Она, рыжая Маргарита, вскочила и гневным взором измерила «этих пьяниц», которые… Она побледнела, и глаза ее забегали по дирижеру…

А публика, которой нет ни до чего дела, которая заплатила свои деньги, затрещала и засвистала…

К довершению скандала Маргарита взвизгнула на весь театр и, подняв вверх руки, подалась всем телом к рампе… Она узнала его и теперь ничего не видела, кроме молний и туч, опять появившихся на его лице.

– А, проклятая гадина! – крикнул он и ударил кулаком по партитуре.

Что сказал бы Гуно, если бы видел, как издеваются над его творением! О, Гуно убил бы его и был бы прав!

Он ошибся первый раз в жизни, и той ошибки, того скандала не простил он себе.

Он выбежал из театра с окровавленной нижней губой и, прибежав к себе в отель, заперся. Запершись, просидел он три дня и три ночи, занимаясь самосозерцанием и самобичеванием.

Музыканты рассказывают, что он поседел в эти трое суток и выдернул из своей головы половину волос…

– Я оскорбил ее! – плачет он теперь, когда бывает пьян. – Я испортил ее партию! Я – не дирижер!

Отчего же он не говорил ничего подобного после того, как выгнал ее?

Барон



Барон – маленький, худенький старикашка лет шестидесяти. Его шея дает с позвоночником тупой угол, который скоро станет прямым. У него большая угловатая голова, кислые глаза, нос шишкой и лиловатый подбородок.

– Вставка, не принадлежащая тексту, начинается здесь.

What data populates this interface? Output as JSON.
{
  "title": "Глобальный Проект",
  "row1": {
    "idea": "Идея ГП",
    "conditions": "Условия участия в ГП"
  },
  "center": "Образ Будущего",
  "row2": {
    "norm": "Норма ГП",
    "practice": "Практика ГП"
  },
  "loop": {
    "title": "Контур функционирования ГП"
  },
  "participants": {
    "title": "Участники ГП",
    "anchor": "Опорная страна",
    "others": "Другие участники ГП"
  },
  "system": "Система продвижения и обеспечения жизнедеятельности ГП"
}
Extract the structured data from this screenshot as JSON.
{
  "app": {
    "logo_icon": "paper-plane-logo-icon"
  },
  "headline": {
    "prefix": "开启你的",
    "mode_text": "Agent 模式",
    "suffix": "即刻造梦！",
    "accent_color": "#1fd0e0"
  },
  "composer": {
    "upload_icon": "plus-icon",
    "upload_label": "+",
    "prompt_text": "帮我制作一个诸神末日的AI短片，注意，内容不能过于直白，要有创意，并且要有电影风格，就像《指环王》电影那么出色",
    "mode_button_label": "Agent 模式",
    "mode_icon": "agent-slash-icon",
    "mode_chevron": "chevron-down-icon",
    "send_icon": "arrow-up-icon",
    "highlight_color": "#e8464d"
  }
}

По всему лицу его разлита слабая синюха, вероятно, потому, что спирт стоит в том шкафу, который редко запирается бутафором. Впрочем, кроме казенного спирта, барон употребляет иногда и шампанское, которое можно найти очень часто в уборных, на донышках бутылок и стаканов. Его щеки и мешочки под глазами висят и дрожат, как тряпочки, повешенные для просушки. На лысине зеленоватый налет от зеленой подкладки ушастой меховой шапки, которую барон, когда не носит на голове, вешает на испортившийся газовый рожок за третьей кулисой. Голос его дребезжит, как треснувшая кастрюля. А костюм? Если вы смеетесь над этим костюмом, то вы, значит, не признаете авторитетов, что не делает вам чести. Коричневый сюртук без пуговиц, с лоснящимися локтями и подкладкой, обратившейся в бахрому, – замечательный сюртук. Он болтается на узких плечах барона, как на поломанной вешалке, но… что ж из этого следует? Зато он облекал когда‑то гениальное тело величайшего из комиков. Бархатная жилетка с голубыми цветами имеет двадцать прорех и бесчисленное множество пятен, но нельзя же бросить ее, если она найдена в том нумере, в котором жил могучий Сальвини! Кто может поручиться, что этой жилетки не носил сам трагик? А найдена она была на другой день после отъезда великана‑артиста; следовательно, можно поклясться, что она не фальшивая. Галстух, греющий шею барона, не менее замечательный галстух. Им можно похвастать, хотя и следовало бы его в чисто гигиенических и эстетических видах заменить другим, более прочным и менее засаленным. Он выкроен из останков того великого плаща, которым покрывал когда‑то свои плечи Эрнесто Росси, беседуя в «Макбете» с ведьмами.